Words, while not the sole manner of interaction humans have, are our main effort to communicate thoughts and ideas. I have come to a deeper understanding of this through several interactions and observations since the beginning of the weekend.
Scene One: While with one of the professional staff from my internship site, we drove to a grocery store in the evening. When we pulled in to the parking spot, there was a car with a female passenger in it. We speculated as to why the woman stayed in the car while the person she was with did the shopping. My colleague imagined a scenario where the woman in question had perhaps had a rough day or just received difficult news. I found myself wondering quietly how much different this strangers day would have been if someone had said something nice.

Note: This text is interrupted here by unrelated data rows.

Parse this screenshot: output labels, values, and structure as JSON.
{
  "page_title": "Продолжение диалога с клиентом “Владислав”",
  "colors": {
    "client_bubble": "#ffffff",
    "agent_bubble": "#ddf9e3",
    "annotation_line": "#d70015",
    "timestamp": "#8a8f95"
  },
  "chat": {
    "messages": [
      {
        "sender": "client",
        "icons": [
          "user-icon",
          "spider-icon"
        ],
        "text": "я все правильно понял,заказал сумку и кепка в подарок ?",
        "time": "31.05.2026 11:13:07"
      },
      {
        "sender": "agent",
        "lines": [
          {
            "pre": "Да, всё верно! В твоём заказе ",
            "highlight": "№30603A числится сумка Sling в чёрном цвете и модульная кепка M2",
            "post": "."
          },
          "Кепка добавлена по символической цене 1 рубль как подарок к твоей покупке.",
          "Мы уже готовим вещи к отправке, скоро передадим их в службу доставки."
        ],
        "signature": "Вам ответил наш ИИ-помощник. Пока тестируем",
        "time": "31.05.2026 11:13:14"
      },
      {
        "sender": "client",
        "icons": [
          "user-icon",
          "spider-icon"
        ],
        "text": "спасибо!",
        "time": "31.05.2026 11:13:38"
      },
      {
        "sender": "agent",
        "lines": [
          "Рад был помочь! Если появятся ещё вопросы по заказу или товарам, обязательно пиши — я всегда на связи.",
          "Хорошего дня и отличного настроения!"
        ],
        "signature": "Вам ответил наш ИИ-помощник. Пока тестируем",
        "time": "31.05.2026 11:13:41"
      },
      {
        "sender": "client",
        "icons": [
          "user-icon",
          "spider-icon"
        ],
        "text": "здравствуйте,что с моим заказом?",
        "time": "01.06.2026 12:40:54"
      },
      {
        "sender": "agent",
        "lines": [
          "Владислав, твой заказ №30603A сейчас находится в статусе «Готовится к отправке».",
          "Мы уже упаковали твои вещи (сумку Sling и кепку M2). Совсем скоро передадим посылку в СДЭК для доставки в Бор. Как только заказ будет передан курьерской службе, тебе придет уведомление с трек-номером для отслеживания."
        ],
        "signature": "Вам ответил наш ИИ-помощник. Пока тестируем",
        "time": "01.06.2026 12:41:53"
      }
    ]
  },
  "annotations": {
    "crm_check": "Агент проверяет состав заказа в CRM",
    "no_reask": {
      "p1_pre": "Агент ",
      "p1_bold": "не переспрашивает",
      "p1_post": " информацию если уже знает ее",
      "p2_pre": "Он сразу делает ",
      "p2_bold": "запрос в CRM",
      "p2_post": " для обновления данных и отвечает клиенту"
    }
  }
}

Scene Two: While texting a friend, I carelessly share an opinion which I have rather strong feelings about. Never having shared this opinion before and not thinking too much I adamantly and unnecessarily stand by my opinion, instead of supporting my friend.
Scene Three: The current LifeChurch.tv series is “At The Movies,” where they show clips from recent-release films, then discuss the faith lesson that is related to the film. This weeks film was “We Bought a Zoo” starring Matt Damon who plays a father who… buys a zoo. His young teen son is at first very upset about the transition. One of the clips shown was the father and the son in an argument one night. A few clips later was the resolution of that conflict – the father and the son sitting and talking things out.
As I have sat and thought through my weekend these individual bits come together to form a general theme.
We only have so long in our lives, and our lives are marked by the things we say and do. Not only that, but our lives are marked by the correlation of the things we say and do.
In our finite amount of time, we should be saying things to others that life them up, that encourage them, that support them. Yes, there is a time for criticism, not everything is always rosy and perfect, but criticism should be supportive not ablative.
We all have a few minutes of time in the space of our day, time to send a text message, leave a wall post on Facebook, throw out a Tweet, or write a recommendation on LinkedIn.
The question is, how will you make use of your words today to make a difference?